Das deutsche Bauhauptgewerbe verzeichnete im April 2026 ein leichtes reales Orderplus von 0,6 % gegenüber dem Vorjahresmonat, während die Nachfrage gegenüber dem Vormonat stagnierte. Für die ersten vier Monate des Jahres ergibt sich lt. Destatis jedoch insgesamt ein Rückgang der Auftragseingänge um 1,2 %. Nach Einschätzung der Bauindustrie bremsen insbesondere Unsicherheiten sowie gestiegene Baupreise die Investitionsbereitschaft, sodass eine nachhaltige Trendwende bislang ausbleibt.

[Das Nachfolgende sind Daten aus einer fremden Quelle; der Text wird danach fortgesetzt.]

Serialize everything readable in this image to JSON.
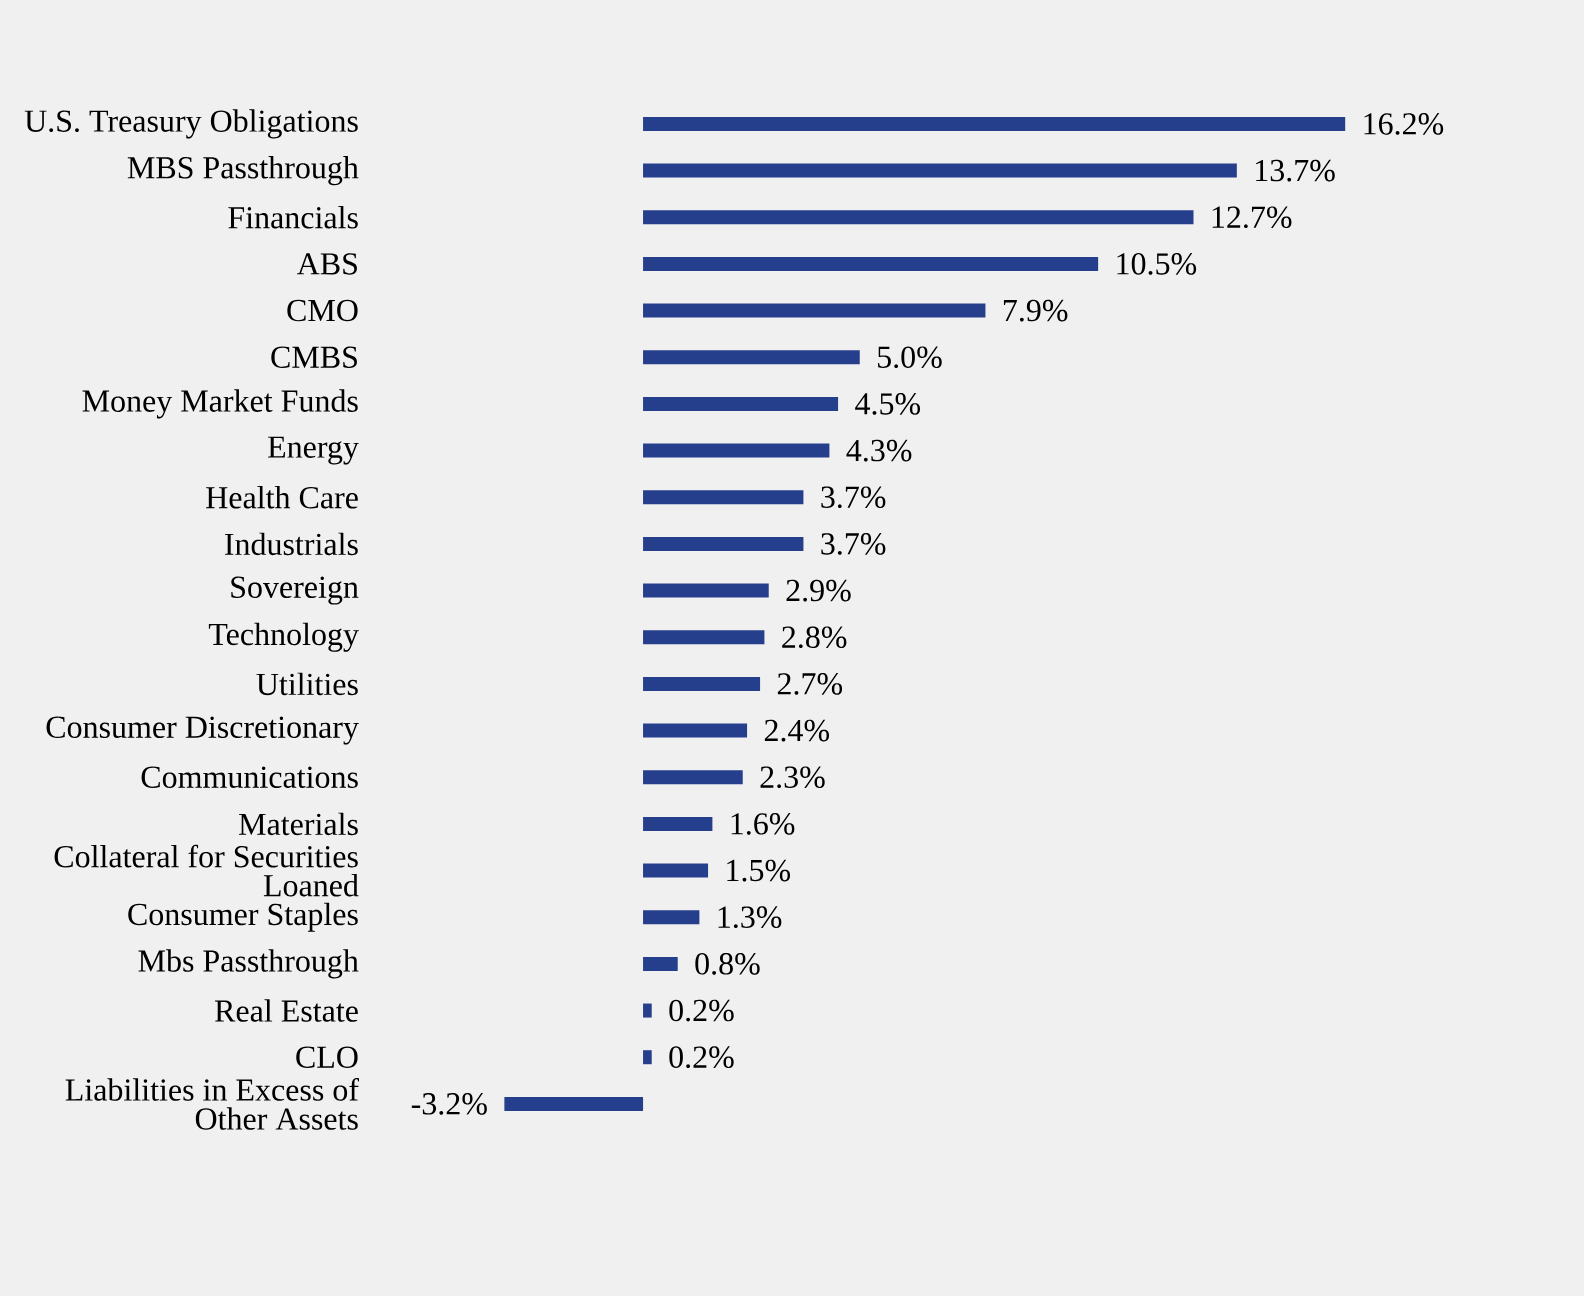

„Die Investoren halten sich angesichts der Unsicherheiten und partieller Preissteigerungen bei Baumaterialien mit neuen Aufträgen deutlich zurück. Auch das Orderplus im Wohnungsbau deutet noch keine Trendwende an. Lediglich das Plus im Straßenbau könnte zeigen, dass die öffentlichen Mittel endlich fließen.“ Mit diesen Worten kommentiert der Hauptgeschäftsführer der Bauindustrie, Tim-Oliver Müller, die kürzlich veröffentlichten Konjunkturindikatoren für den Bau. Angesichts der wieder steigenden Baugenehmigungszahlen sei der Anstieg beim Auftragseingang im Wohnungsbau von real 6 % aber eher enttäuschend. Schließlich werde für die ersten vier Monate noch ein Minus von 1,1 % ausgewiesen „Genehmigungen sind keine Aufträge. Die Bauherren warten erst einmal ab. Solange die weltwirtschaftliche und somit auch die konjunkturelle Lage in Deutschland so volatil ist, wird sich daran auch vorerst nichts ändern.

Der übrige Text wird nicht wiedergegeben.